Donald Trump’s election win is likely bad news for the EV industry. Tesla’s stock is soaring, however, with CEO Elon Musk seemingly poised to be one of the most influential voices in a second Trump administration. The company’s shares are up nearly 40% since Election Day last Tuesday after surging over 7% Monday morning to move above the $340 mark.

Unsurprisingly, one of Wall Street’s most prominent Tesla bulls believes the rally still has room to run. According to Wedbush Securities’ Dan Ives, the EV maker is much more than a car company, with AI and autonomous driving representing a $1 trillion opportunity for Tesla.

Musk has effectively bet the future of Tesla on this AI story. The vision largely hinges, however, on Tesla making great strides with its full self-driving software, which currently requires close driver supervision and has been the subject of numerous lawsuits. Trump’s return to the Oval Office, Ives said, could fast-track the software’s implementation as the “federal regulatory spiderweb” Tesla has encountered in recent year clears significantly.

“We believe Tesla remains the most undervalued AI play in the market today,” Ives wrote. “In essence, Musk made a strategic and big bet on a Trump White House win that will be known as a ‘bet for the ages’ for TSLA bulls as now Tesla and Musk are set to reap the benefits from a new friendlier regulatory era in the Beltway ahead.”

Are Tesla shares overvalued?

As a result, Wedbush has upped its price target for the EV giant from $300 to $400. The company already reclaimed a $1 trillion valuation last week, as Fortune’s Christiaan Hetzner noted Monday, and is now worth more than the next 15 largest carmakers combined —from Toyota and General Motors all the way down to Jeep’s parent company Stellantis and Hyundai.

It’s been a dramatic upswing in a topsy-turvy year for Tesla’s stock, which was down 43% for the year and sat just above the $140 mark in April. Shares are now up by roughly that same margin in 2024, with investors pricing in massive upside.

The stock is currently trading above 100 times its forward earnings. Even among the tech giants in the Magnificent Seven, America’s seven largest companies by market cap, that multiple is in a league of its own. The member with the next highest P/E ratio is blockbuster AI chipmaker Nvidia, currently the largest company in the world, with its stock trading at roughly 36 times next year’s projected earnings.

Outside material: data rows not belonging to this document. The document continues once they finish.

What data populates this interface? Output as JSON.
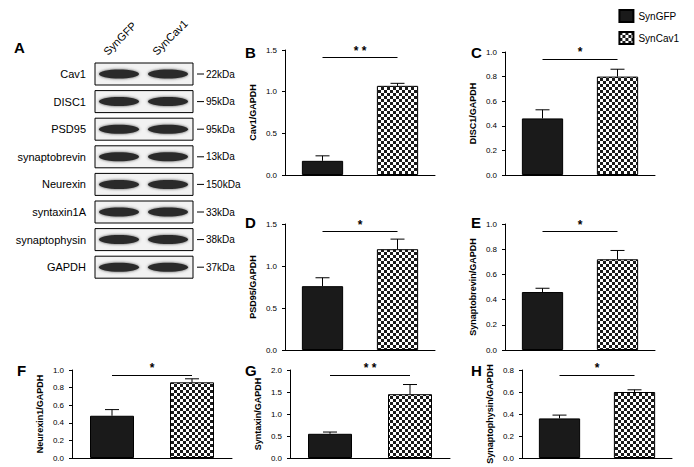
{
  "blot": {
    "panel": "A",
    "lanes": [
      "SynGFP",
      "SynCav1"
    ],
    "rows": [
      {
        "protein": "Cav1",
        "size": "22kDa"
      },
      {
        "protein": "DISC1",
        "size": "95kDa"
      },
      {
        "protein": "PSD95",
        "size": "95kDa"
      },
      {
        "protein": "synaptobrevin",
        "size": "13kDa"
      },
      {
        "protein": "Neurexin",
        "size": "150kDa"
      },
      {
        "protein": "syntaxin1A",
        "size": "33kDa"
      },
      {
        "protein": "synaptophysin",
        "size": "38kDa"
      },
      {
        "protein": "GAPDH",
        "size": "37kDa"
      }
    ]
  },
  "chart_data": [
    {
      "type": "bar",
      "title": "B",
      "y_label": "Cav1/GAPDH",
      "categories": [
        null,
        null
      ],
      "tick_labels": "y",
      "grid": false,
      "annotation": "* *",
      "ylim": [
        0,
        1.5
      ],
      "yticks": [
        {
          "value": 0,
          "label": "0.0"
        },
        {
          "value": 0.5,
          "label": "0.5"
        },
        {
          "value": 1,
          "label": "1.0"
        },
        {
          "value": 1.5,
          "label": "1.5"
        }
      ],
      "series": [
        {
          "name": "SynGFP",
          "color": "#1a1a1a",
          "values": [
            0.17,
            null
          ],
          "errors": [
            0.06,
            null
          ]
        },
        {
          "name": "SynCav1",
          "color": "#ffffff",
          "values": [
            null,
            1.07
          ],
          "errors": [
            null,
            0.03
          ]
        }
      ]
    },
    {
      "type": "bar",
      "title": "C",
      "y_label": "DISC1/GAPDH",
      "categories": [
        null,
        null
      ],
      "tick_labels": "y",
      "grid": false,
      "annotation": "*",
      "ylim": [
        0,
        1
      ],
      "yticks": [
        {
          "value": 0,
          "label": "0.0"
        },
        {
          "value": 0.2,
          "label": "0.2"
        },
        {
          "value": 0.4,
          "label": "0.4"
        },
        {
          "value": 0.6,
          "label": "0.6"
        },
        {
          "value": 0.8,
          "label": "0.8"
        },
        {
          "value": 1,
          "label": "1.0"
        }
      ],
      "series": [
        {
          "name": "SynGFP",
          "color": "#1a1a1a",
          "values": [
            0.46,
            null
          ],
          "errors": [
            0.07,
            null
          ]
        },
        {
          "name": "SynCav1",
          "color": "#ffffff",
          "values": [
            null,
            0.8
          ],
          "errors": [
            null,
            0.06
          ]
        }
      ]
    },
    {
      "type": "bar",
      "title": "D",
      "y_label": "PSD95/GAPDH",
      "categories": [
        null,
        null
      ],
      "tick_labels": "y",
      "grid": false,
      "annotation": "*",
      "ylim": [
        0,
        1.5
      ],
      "yticks": [
        {
          "value": 0,
          "label": "0.0"
        },
        {
          "value": 0.5,
          "label": "0.5"
        },
        {
          "value": 1,
          "label": "1.0"
        },
        {
          "value": 1.5,
          "label": "1.5"
        }
      ],
      "series": [
        {
          "name": "SynGFP",
          "color": "#1a1a1a",
          "values": [
            0.76,
            null
          ],
          "errors": [
            0.1,
            null
          ]
        },
        {
          "name": "SynCav1",
          "color": "#ffffff",
          "values": [
            null,
            1.2
          ],
          "errors": [
            null,
            0.12
          ]
        }
      ]
    },
    {
      "type": "bar",
      "title": "E",
      "y_label": "Synaptobrevin/GAPDH",
      "categories": [
        null,
        null
      ],
      "tick_labels": "y",
      "grid": false,
      "annotation": "*",
      "ylim": [
        0,
        1
      ],
      "yticks": [
        {
          "value": 0,
          "label": "0.0"
        },
        {
          "value": 0.2,
          "label": "0.2"
        },
        {
          "value": 0.4,
          "label": "0.4"
        },
        {
          "value": 0.6,
          "label": "0.6"
        },
        {
          "value": 0.8,
          "label": "0.8"
        },
        {
          "value": 1,
          "label": "1.0"
        }
      ],
      "series": [
        {
          "name": "SynGFP",
          "color": "#1a1a1a",
          "values": [
            0.46,
            null
          ],
          "errors": [
            0.03,
            null
          ]
        },
        {
          "name": "SynCav1",
          "color": "#ffffff",
          "values": [
            null,
            0.72
          ],
          "errors": [
            null,
            0.07
          ]
        }
      ]
    },
    {
      "type": "bar",
      "title": "F",
      "y_label": "Neurexin1/GAPDH",
      "categories": [
        null,
        null
      ],
      "tick_labels": "y",
      "grid": false,
      "annotation": "*",
      "ylim": [
        0,
        1
      ],
      "yticks": [
        {
          "value": 0,
          "label": "0.0"
        },
        {
          "value": 0.2,
          "label": "0.2"
        },
        {
          "value": 0.4,
          "label": "0.4"
        },
        {
          "value": 0.6,
          "label": "0.6"
        },
        {
          "value": 0.8,
          "label": "0.8"
        },
        {
          "value": 1,
          "label": "1.0"
        }
      ],
      "series": [
        {
          "name": "SynGFP",
          "color": "#1a1a1a",
          "values": [
            0.48,
            null
          ],
          "errors": [
            0.07,
            null
          ]
        },
        {
          "name": "SynCav1",
          "color": "#ffffff",
          "values": [
            null,
            0.86
          ],
          "errors": [
            null,
            0.04
          ]
        }
      ]
    },
    {
      "type": "bar",
      "title": "G",
      "y_label": "Syntaxin/GAPDH",
      "categories": [
        null,
        null
      ],
      "tick_labels": "y",
      "grid": false,
      "annotation": "* *",
      "ylim": [
        0,
        2
      ],
      "yticks": [
        {
          "value": 0,
          "label": "0.0"
        },
        {
          "value": 0.5,
          "label": "0.5"
        },
        {
          "value": 1,
          "label": "1.0"
        },
        {
          "value": 1.5,
          "label": "1.5"
        },
        {
          "value": 2,
          "label": "2.0"
        }
      ],
      "series": [
        {
          "name": "SynGFP",
          "color": "#1a1a1a",
          "values": [
            0.55,
            null
          ],
          "errors": [
            0.04,
            null
          ]
        },
        {
          "name": "SynCav1",
          "color": "#ffffff",
          "values": [
            null,
            1.45
          ],
          "errors": [
            null,
            0.22
          ]
        }
      ]
    },
    {
      "type": "bar",
      "title": "H",
      "y_label": "Synaptophysin/GAPDH",
      "categories": [
        null,
        null
      ],
      "tick_labels": "y",
      "grid": false,
      "annotation": "*",
      "ylim": [
        0,
        0.8
      ],
      "yticks": [
        {
          "value": 0,
          "label": "0.0"
        },
        {
          "value": 0.2,
          "label": "0.2"
        },
        {
          "value": 0.4,
          "label": "0.4"
        },
        {
          "value": 0.6,
          "label": "0.6"
        },
        {
          "value": 0.8,
          "label": "0.8"
        }
      ],
      "series": [
        {
          "name": "SynGFP",
          "color": "#1a1a1a",
          "values": [
            0.36,
            null
          ],
          "errors": [
            0.03,
            null
          ]
        },
        {
          "name": "SynCav1",
          "color": "#ffffff",
          "values": [
            null,
            0.6
          ],
          "errors": [
            null,
            0.02
          ]
        }
      ]
    }
  ]
}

Unsurprisingly, several analysts believe Tesla’s shares are massively overvalued. Some have recalled Tesla’s status as the original “meme-stock,” noting the post-election rally has been mirrored by a crypto boom.

Ives, however, thinks a Trump White House will help Tesla reassert itself as the king of electric vehicles. While the new political environment likely means the end of EV tax credits—which have been a critical subsidy for Tesla and the rest of the industry—he believes Musk’s firm is in better position than the competition.

“Tesla has the scale and scope that is unmatched in the EV industry and this dynamic could give Musk and Tesla a clear competitive advantage in a non-EV subsidy environment starting in 2025,” Ives said.

Higher tariffs on China, perhaps the biggest pillar of Trump’s economic platform, might also help Tesla’s hold on the U.S. market, Ives added. Chinese EV players like Berkshire Hathaway-backed BYD already face 100% tariffs enacted under the Biden administration.

Nonetheless, a trade war is likely not in the best interest of Tesla, for which China is a key market. Ives said he anticipates significant carveouts for Tesla and Apple, though, and expects Musk to have a big say on tariff policy. It appears plenty of investors share his optimism.